Publicado no site Biscate Social Club. A autora é Bia Cardoso.
Esse clube se denomina biscate desde sempre com muito orgulho. Vadias, putas, vacas profanas, libertinas, piranhas e qualquer outra palavra com a qual queiram atacar nossas vivências ou liberdades serão mastigadas e cuspidas de volta com nossa boa falta de educação. Fazemos resistência justamente a quem acredita que a mulher tem um “papel” na sociedade. Porém, sabemos que isso não é fácil para todas as mulheres. Especialmente para as mais jovens, que numa idade em busca de aceitação sofrem muito com o machismo da sociedade.
Pouco tempo atrás, a mídia noticiou o caso das listas “Top 10 Vadias” que estão circulando via redes sociais entre os alunos das escolas de São Paulo e tem provocado abandono dos estudos e até tentativas de suicídio entre as meninas.
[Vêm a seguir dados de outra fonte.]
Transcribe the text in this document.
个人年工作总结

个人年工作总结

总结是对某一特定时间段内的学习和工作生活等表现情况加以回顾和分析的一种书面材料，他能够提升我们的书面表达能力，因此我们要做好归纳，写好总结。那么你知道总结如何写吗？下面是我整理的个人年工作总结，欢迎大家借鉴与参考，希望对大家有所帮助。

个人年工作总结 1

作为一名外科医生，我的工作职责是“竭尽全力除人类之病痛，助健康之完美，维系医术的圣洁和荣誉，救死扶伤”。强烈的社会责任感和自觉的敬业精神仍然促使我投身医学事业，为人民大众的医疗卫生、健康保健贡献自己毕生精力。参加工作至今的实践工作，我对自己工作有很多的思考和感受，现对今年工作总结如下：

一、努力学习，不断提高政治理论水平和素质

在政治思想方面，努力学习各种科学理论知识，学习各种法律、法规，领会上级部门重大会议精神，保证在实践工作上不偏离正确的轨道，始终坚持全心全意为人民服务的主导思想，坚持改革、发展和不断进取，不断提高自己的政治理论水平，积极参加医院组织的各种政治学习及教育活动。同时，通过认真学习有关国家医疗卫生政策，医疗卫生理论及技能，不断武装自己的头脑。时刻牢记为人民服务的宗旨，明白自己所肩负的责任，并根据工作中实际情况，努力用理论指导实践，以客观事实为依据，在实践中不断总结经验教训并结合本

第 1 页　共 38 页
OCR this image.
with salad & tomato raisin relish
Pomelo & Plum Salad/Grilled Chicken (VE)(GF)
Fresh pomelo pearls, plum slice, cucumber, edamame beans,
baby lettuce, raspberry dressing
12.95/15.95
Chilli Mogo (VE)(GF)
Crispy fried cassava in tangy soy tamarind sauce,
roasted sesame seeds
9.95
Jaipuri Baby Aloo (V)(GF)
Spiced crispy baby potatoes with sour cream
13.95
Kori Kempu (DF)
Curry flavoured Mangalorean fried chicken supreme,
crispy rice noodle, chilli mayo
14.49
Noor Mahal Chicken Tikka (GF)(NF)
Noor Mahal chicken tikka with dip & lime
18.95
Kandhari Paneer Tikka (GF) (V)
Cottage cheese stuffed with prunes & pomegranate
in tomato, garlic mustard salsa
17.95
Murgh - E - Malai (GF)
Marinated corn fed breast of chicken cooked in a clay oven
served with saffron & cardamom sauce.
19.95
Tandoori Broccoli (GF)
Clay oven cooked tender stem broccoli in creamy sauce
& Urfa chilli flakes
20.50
Os alunos montam rankings classificando dez meninas como “vadias”. Os nomes circulam pelo WhatsApp, vídeos no Youtube, Facebook e até cartazes colados no interior das escolas. Cada colégio tem sua lista e alguns alunos as divulgam semanalmente. As escolhidas que ficam mais de uma semana no ranking vão subindo de colocação. Desde que a lista começou, há quase um ano, a rotina dessas meninas se transformou em uma espécie de prisão e condenação sem que nada tivessem feito.
Essas listas não são novidade. Já existem há muito tempo, mas antes eram restritas à turma da escola. Hoje, com as redes sociais e aplicativos de celular tudo é amplificado e ganha dimensões muito maiores. A violência não se restringe apenas ao ambiente escolar e o apoio é minimo, há muita cobrança de todos os lados. É o velho discurso da “mulher que não se dá o respeito”. Como se houvesse justificativa para a violência. É absurdo que as pessoas insistam em culpabilizar essas meninas ao invés de tentar compreender como nossa sociedade cria meninos que acham o abuso e o assédio algo corriqueiro.
Essas listas de classificação de meninas não são fatos isolados, assim como o estupro de uma menina de 12 anos por três colegas no banheiro de uma escola em São Paulo também não foi. A cultura violenta que atinge diretamente as mulheres também está presente entre os jovens e as escolas não estão fazendo muito para mudar isso.
Programas de educação sexual e igualdade de gênero são constantemente barrados por deputados e vereadores conservadores, que ainda acreditam que não falar de sexo com crianças e adolescentes vai fazer com que eles não pensem nisso. A falta de diálogo e informação com os jovens só tem contribuído para o aumento dos casos de violência.
Por que os meninos acham legal humilhar as meninas dessa maneira? Por que é divertido rir, expor e fazer escárnio da sexualidade de meninas? Provavelmente, não se importam com o fato de que várias delas estão vivendo um inferno em suas vidas. E isso acontece porque não veem as mulheres como eles, não as veem como pessoas. E quem desumaniza essas meninas e mulheres? A própria sociedade que apoia e incentiva que os meninos sejam predadores e as meninas passivas.
É preciso muita autoestima, apoio de pessoas próximas e orgulho para enfrentar a quantidade de violência à qual você é exposta no momento em que seu nome passa a circular nessas listas, a ser pichado em muros, a ser divulgado por gente que elas nem conhecem na internet. É algo que quebra por dentro, coloca essas meninas numa situação de vulnerabilidade e desespero enormes.
Grupos feministas organizaram um “Grafitaço” para apagar os xingamentos expostos em muros da periferia de São Paulo. Mesmo assim, vemos a apatia da sociedade em relação a essa violência absurda. Estamos preocupados em pensar e propor medidas eficazes para coibir esse tipo de ação? Vamos incluir a juventude no debate? Quais currículos educacionais brasileiros promovem um debate amplo sobre o assunto entre os alunos?
Infelizmente, parece que estamos bem distantes de mudar esse quadro. De mudar essa maneira podre e cruel com a qual as meninas e mulheres são tratadas em nossa sociedade. O peso da palavra “vadia” continua matando meninas e nós não podemos deixar isso acontecer.